Horm Metab Res 1996; 28(9): 464-468
DOI: 10.1055/s-2007-979838
Mechanisms

© Georg Thieme Verlag Stuttgart · New York

Characterization of the Molecular Mode of Action of the Sulfonylurea, Glimepiride, at β-Cells

W. Kramer, G. Müller, K. Geisen
  • Hoechst AG, Frankfurt, TD Metabolic Diseases G 838, Frankfurt, Germany
Further Information

Publication History

Publication Date:
23 April 2007 (online)

Abstract

Glimepiride was compared with glibenclamide for its insulin secretion stimulating and β-cell membrane depolarizing activity as well as for its binding kinetics to β-cell membranes and for its β-cell membrane binding proteins. Steady state, kinetic and competitive binding studies revealed a 3- to 4-fold lower binding affinity of glimepiride to isolated β-cell membranes and intact β-cells compared to glibenclamide. Direct photoaffinity labeling of β-cell membrane proteins with the radiolabeled sulfonylureas identified a 65-kDa binding protein for glimepiride and a 140-kDa binding protein for glibenclamide which may be the basis for the different binding characteristics of the two sulfonylureas. The inhibition of binding and photoaffinity labeling of glimepiride and glibenclamide to the 65- and 140-kDa protein, respectively, by glibenclamide and glimepiride can be explained with allosteric interactions between two distinct sulfonylurea binding proteins, subunits of a KATP protein complex, each regulating the open/closed-state of a common separate pore-forming subunit by allosteric interactions.

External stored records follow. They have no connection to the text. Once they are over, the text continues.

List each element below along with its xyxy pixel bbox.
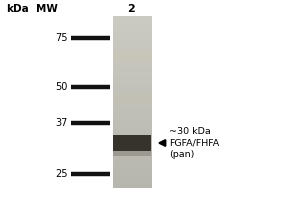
Bar: [113, 150, 151, 156]
Text: 50: 50: [55, 82, 68, 92]
Text: 2: 2: [128, 4, 135, 14]
Text: 75: 75: [55, 33, 68, 43]
Bar: [113, 135, 151, 151]
Text: 25: 25: [55, 169, 68, 179]
Bar: [112, 50, 152, 62]
Text: 37: 37: [55, 118, 68, 128]
Text: MW: MW: [36, 4, 57, 14]
Bar: [112, 90, 152, 104]
Text: kDa: kDa: [6, 4, 29, 14]
Text: ~30 kDa
FGFA/FHFA
(pan): ~30 kDa FGFA/FHFA (pan): [169, 127, 220, 159]
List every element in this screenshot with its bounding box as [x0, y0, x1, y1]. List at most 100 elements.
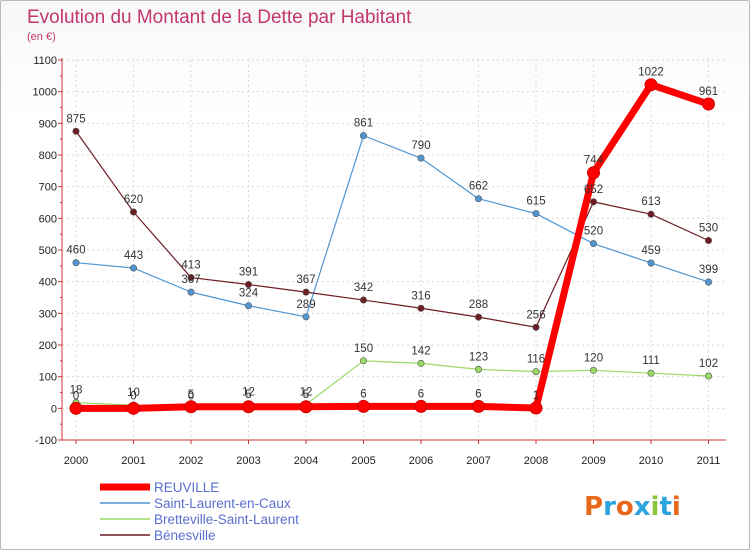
data-point [187, 288, 195, 296]
data-label: 256 [526, 309, 545, 321]
data-point [529, 401, 543, 415]
logo-letter: i [651, 492, 660, 522]
y-tick-label: 1000 [33, 87, 57, 99]
x-tick-label: 2007 [466, 455, 490, 467]
x-tick-label: 2004 [294, 455, 318, 467]
y-tick-label: 400 [39, 277, 57, 289]
series-line-1 [75, 135, 709, 318]
data-label: 5 [245, 389, 251, 401]
legend-label: REUVILLE [154, 480, 219, 495]
y-tick-label: 600 [39, 213, 57, 225]
logo-letter: P [584, 492, 603, 522]
series-line-3 [75, 130, 709, 328]
data-label: 12 [242, 387, 255, 399]
y-tick-label: 1100 [33, 55, 57, 67]
data-point [704, 237, 712, 245]
data-point [359, 357, 367, 365]
data-point [69, 401, 83, 415]
data-label: 413 [181, 260, 200, 272]
data-label: 6 [475, 388, 481, 400]
data-point [414, 399, 428, 413]
data-point [417, 154, 425, 162]
data-label: 399 [699, 264, 718, 276]
data-point [184, 400, 198, 414]
data-point [130, 264, 138, 272]
data-point [302, 313, 310, 321]
data-point [704, 372, 712, 380]
data-label: 288 [469, 299, 488, 311]
data-point [245, 302, 253, 310]
data-point [187, 274, 195, 282]
data-label: 530 [699, 223, 718, 235]
data-point [532, 368, 540, 376]
data-label: 111 [642, 355, 659, 367]
series [69, 78, 715, 415]
data-label: 6 [360, 388, 366, 400]
data-label: 120 [584, 352, 603, 364]
data-point [357, 399, 370, 413]
data-point [647, 259, 655, 267]
data-point [589, 240, 597, 248]
data-label: 1 [533, 390, 539, 402]
data-label: 5 [188, 389, 194, 401]
data-point [474, 313, 482, 321]
x-tick-label: 2010 [639, 455, 663, 467]
data-label: 443 [124, 250, 143, 262]
data-label: 342 [354, 282, 373, 294]
data-label: 652 [584, 184, 603, 196]
logo-letter: t [659, 492, 671, 522]
data-label: 5 [303, 389, 309, 401]
data-label: 142 [411, 345, 430, 357]
data-label: 324 [239, 288, 259, 300]
data-label: 790 [411, 140, 430, 152]
data-label: 459 [641, 245, 660, 257]
y-tick-label: 300 [39, 308, 57, 320]
chart-subtitle: (en €) [27, 31, 56, 43]
data-label: 12 [300, 387, 313, 399]
data-label: 875 [66, 113, 85, 125]
data-point [127, 401, 140, 415]
chart-title: Evolution du Montant de la Dette par Hab… [27, 7, 412, 28]
data-label: 123 [469, 351, 488, 363]
data-label: 316 [411, 290, 430, 302]
axes: -100010020030040050060070080090010001100… [33, 55, 726, 467]
data-point [532, 210, 540, 218]
data-point [242, 400, 255, 414]
series-line-2 [75, 360, 709, 409]
x-tick-label: 2005 [351, 455, 375, 467]
logo-letter: r [603, 492, 616, 522]
y-tick-label: -100 [35, 435, 57, 447]
data-label: 744 [584, 155, 604, 167]
data-point [299, 400, 313, 414]
data-label: 367 [296, 274, 315, 286]
data-point [589, 198, 597, 206]
data-label: 961 [699, 86, 718, 98]
data-label: 150 [354, 343, 373, 355]
y-tick-label: 800 [39, 150, 57, 162]
data-point [587, 166, 600, 180]
data-point [72, 259, 80, 267]
data-point [647, 210, 655, 218]
y-tick-label: 100 [39, 372, 57, 384]
data-point [245, 281, 253, 289]
x-tick-label: 2003 [236, 455, 260, 467]
y-tick-label: 200 [39, 340, 57, 352]
data-label: 615 [526, 196, 545, 208]
data-label: 391 [239, 267, 258, 279]
x-tick-label: 2002 [179, 455, 203, 467]
data-point [702, 97, 715, 111]
data-label: 102 [699, 358, 718, 370]
logo-letter: o [616, 492, 634, 522]
y-tick-label: 0 [51, 403, 57, 415]
data-label: 10 [127, 387, 140, 399]
data-point [359, 296, 367, 304]
data-label: 613 [641, 196, 660, 208]
data-label: 620 [124, 194, 143, 206]
data-point [130, 208, 138, 216]
x-tick-label: 2011 [697, 455, 721, 467]
logo-letter: i [672, 492, 681, 522]
data-label: 0 [130, 390, 136, 402]
data-point [359, 132, 367, 140]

Whole-cell patch-clamp experiments with RINm5F cells demonstrated a 3- to 4-fold lower depolarization activity of glimepiride compared to glibenclamide which correlates well with the lower binding affinity of glimepiride. The lower binding affinity and depolarization activity of glimepiride were not reflected in vitro in perifused islets and the isolated perfused pancreas of the rat. This discrepancy remains to be elucidated. The binding, depolarisation and insulin releasing characteristics of glimepiride and glibenclamide suggest that different sulfonylureas can interact with different components of KATP.